After the cancellation of the Grizzly for which training was woeful, I needed to put what little I had done to good use. My friend was running his first Half Marathon at Fleet which was also cancelled. He dropped me a text asking if I fancied Kingston Half roughly a week and a half from the correspondence.
One training run and a week and a half later I wake up at 3am on Sunday morning for no apparent reason. I remember that in five and a half hours I’ll be on the start line ill prepared for thirteen and a bit miles!
We arrived in good time, collected our numbers and wondered where everybody else was. Only 652 people turned up for this. And yet still the advice to “use common sense and start roughly where you think you finish” went unheeded. Four trips to the lavatory and I made it to the start line. Wished my friend good luck. The start was horrendous. A virtual 180 degree turn in the market place 100 meters from the line led to a bottleneck. A few had gotten through but the rest had slowed right down.

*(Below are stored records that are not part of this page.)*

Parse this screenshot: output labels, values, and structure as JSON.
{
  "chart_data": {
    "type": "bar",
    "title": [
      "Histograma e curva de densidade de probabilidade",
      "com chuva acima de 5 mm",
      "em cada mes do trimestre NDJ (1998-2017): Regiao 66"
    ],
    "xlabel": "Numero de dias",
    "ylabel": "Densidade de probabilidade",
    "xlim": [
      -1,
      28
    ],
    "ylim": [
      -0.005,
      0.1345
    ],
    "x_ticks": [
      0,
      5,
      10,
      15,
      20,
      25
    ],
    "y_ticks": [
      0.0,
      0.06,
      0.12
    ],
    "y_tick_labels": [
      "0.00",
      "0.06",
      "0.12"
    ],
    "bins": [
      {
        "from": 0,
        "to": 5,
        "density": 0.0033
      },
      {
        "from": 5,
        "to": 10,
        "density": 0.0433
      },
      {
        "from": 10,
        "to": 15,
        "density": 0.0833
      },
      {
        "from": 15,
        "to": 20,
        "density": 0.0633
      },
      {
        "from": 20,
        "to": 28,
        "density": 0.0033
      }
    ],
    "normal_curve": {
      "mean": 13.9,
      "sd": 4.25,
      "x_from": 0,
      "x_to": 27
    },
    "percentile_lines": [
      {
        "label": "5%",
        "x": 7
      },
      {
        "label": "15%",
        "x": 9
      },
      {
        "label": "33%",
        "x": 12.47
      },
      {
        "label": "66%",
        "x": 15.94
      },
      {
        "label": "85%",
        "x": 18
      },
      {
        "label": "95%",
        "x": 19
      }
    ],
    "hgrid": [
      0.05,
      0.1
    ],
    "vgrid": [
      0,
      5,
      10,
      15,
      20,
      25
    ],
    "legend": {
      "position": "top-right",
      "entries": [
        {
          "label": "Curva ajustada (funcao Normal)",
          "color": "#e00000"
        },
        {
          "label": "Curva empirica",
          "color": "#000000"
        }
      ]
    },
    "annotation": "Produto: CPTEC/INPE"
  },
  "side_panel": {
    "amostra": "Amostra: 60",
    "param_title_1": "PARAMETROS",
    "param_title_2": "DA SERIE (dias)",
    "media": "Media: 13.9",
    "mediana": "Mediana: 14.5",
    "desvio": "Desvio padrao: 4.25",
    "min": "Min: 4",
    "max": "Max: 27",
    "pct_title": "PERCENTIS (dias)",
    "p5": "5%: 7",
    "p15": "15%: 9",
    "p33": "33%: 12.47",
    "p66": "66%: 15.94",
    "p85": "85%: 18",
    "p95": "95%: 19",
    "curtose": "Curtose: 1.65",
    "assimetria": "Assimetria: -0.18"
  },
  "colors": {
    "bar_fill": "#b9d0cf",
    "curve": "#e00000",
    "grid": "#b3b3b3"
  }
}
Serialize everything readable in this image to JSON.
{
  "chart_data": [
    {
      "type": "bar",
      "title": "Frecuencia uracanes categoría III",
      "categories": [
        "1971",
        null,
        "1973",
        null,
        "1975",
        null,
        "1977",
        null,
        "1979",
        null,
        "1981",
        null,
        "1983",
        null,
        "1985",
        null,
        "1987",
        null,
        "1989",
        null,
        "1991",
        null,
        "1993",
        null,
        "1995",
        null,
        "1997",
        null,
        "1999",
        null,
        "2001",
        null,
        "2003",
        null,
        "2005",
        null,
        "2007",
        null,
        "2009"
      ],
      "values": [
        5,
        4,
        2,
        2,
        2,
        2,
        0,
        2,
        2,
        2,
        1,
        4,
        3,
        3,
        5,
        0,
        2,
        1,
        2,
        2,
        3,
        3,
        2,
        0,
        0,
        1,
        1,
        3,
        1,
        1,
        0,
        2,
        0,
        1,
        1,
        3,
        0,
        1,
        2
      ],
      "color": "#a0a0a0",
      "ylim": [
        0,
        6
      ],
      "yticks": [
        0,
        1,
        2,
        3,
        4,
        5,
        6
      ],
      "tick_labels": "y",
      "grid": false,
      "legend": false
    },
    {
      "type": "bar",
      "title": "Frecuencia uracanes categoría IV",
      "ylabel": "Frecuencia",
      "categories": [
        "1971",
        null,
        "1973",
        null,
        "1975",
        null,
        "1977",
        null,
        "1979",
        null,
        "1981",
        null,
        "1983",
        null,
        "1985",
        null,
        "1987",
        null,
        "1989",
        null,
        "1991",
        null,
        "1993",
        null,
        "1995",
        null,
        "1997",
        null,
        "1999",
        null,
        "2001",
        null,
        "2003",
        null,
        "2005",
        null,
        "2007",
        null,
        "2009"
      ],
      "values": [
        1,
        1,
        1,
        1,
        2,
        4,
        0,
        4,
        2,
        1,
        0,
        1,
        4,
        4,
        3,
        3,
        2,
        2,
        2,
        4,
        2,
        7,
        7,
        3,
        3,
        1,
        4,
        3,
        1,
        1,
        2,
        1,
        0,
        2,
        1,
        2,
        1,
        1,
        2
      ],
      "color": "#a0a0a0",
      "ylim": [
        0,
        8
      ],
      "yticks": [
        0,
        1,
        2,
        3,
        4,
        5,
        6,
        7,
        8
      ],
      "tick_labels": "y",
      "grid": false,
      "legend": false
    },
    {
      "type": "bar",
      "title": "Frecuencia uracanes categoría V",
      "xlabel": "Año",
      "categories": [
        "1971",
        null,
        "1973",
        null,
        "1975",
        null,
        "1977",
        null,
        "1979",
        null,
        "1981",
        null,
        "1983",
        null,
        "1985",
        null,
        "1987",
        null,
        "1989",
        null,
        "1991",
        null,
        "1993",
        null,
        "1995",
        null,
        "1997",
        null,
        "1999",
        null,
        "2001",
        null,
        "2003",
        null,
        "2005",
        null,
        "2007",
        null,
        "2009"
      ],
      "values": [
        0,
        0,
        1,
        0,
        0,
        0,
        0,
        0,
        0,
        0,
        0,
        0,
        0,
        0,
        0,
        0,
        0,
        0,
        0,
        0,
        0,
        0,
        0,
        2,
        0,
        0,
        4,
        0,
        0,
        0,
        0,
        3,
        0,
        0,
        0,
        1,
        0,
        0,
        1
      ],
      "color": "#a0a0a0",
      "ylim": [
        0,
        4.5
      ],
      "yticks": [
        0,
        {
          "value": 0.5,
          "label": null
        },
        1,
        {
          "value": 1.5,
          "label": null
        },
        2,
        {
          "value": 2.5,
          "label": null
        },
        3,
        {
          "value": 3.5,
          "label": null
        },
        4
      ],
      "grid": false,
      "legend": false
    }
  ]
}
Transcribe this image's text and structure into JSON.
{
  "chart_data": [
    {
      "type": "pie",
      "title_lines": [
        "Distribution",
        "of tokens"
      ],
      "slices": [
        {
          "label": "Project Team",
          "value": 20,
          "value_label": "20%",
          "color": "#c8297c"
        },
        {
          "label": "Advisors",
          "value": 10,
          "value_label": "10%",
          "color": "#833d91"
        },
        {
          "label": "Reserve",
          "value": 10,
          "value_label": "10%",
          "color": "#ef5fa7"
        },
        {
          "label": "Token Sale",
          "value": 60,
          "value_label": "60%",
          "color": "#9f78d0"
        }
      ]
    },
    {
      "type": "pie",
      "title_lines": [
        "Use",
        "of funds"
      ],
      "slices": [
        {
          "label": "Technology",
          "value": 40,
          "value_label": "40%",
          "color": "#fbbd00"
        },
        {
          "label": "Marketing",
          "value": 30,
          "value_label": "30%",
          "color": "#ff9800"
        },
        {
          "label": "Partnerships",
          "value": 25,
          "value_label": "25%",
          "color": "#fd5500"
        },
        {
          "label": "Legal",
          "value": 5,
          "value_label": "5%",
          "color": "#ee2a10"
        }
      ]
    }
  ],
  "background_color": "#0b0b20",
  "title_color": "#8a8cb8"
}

My TomTom was on some rubbish half marathon function that couldn’t tell me my pace so I was running unaware of my speed.
Once we’d started up in earnest it was a run through the dead streets of the town centre, everybody vying for space or finding a gap. I latched on to a muscular gentleman at mile 2 and asked him what he was aiming for. He said sub 1.35 so I said I’d stick with him. We ran out along an unattractive part of the Thames towards Richmond before turning back on ourselves and up to Kingston Bridge. The field was spread and I only had muscles and another man mountain for company. We went under Kingston bridge and then over before turning left along a lovely stretch of the tow path that leads to Hampton Court. At watering station 2, Man Mountain grabs a bottle of water from a marshal, actually taking her out in the process. She span twice and hit the deck and he had barely noticed. We’d started to gain positions as those a bit too keen started to tire.
The ramp up to Hampton court bridge felt like I was heading up Snowdon. It hits me for the first time that instead of running on fitness and enthusiasm, I’ve opted for bloody mindedness, anger, self loathing and Clif Bloks. It shows. although I have no way of being sure I feel confident that at mile 10 my pace is slowing considerably.
Muscles comes to an abrupt halt next to me, he’s thrown in the towel and Man Mountain is pulling away. Then at the mile 11 sign a guardian angel in the form of my brother, in perfect running regalia of skinny jeans, a north face jacket and Nike trainers greets me. I shout his name, he starts to run with me asking how I am, we’ve run right next to his flat. I ask him if he fancies the last 2 miles. His face says ‘no’ but his voice says ‘yes’ and off we go. I check afterwards that mile 11 was my fastest of the previous 6. He sticks with me for what is the most uninspiring and laborious section of the run along the Portsmouth Road past Surbiton and up to Kingston. He moves away for the last quarter of a mile as I come back through the market place and sprint finish.
Another disappointing time with only myself to blame. A PB but still a minute 30 away from where I want to be. The chip time was 1:31:30. My first 5 miles were all well under 7 minute miles and then a dramatic slow down to over 7 minute miles cost me dearly. I set off too quickly only to be punished for it later. My friend finished in 1.59.30, a good attempt at a first half marathon. It was almost 2 days before I could walk properly again. Much soul searching required before my last ever half at Gothenburg.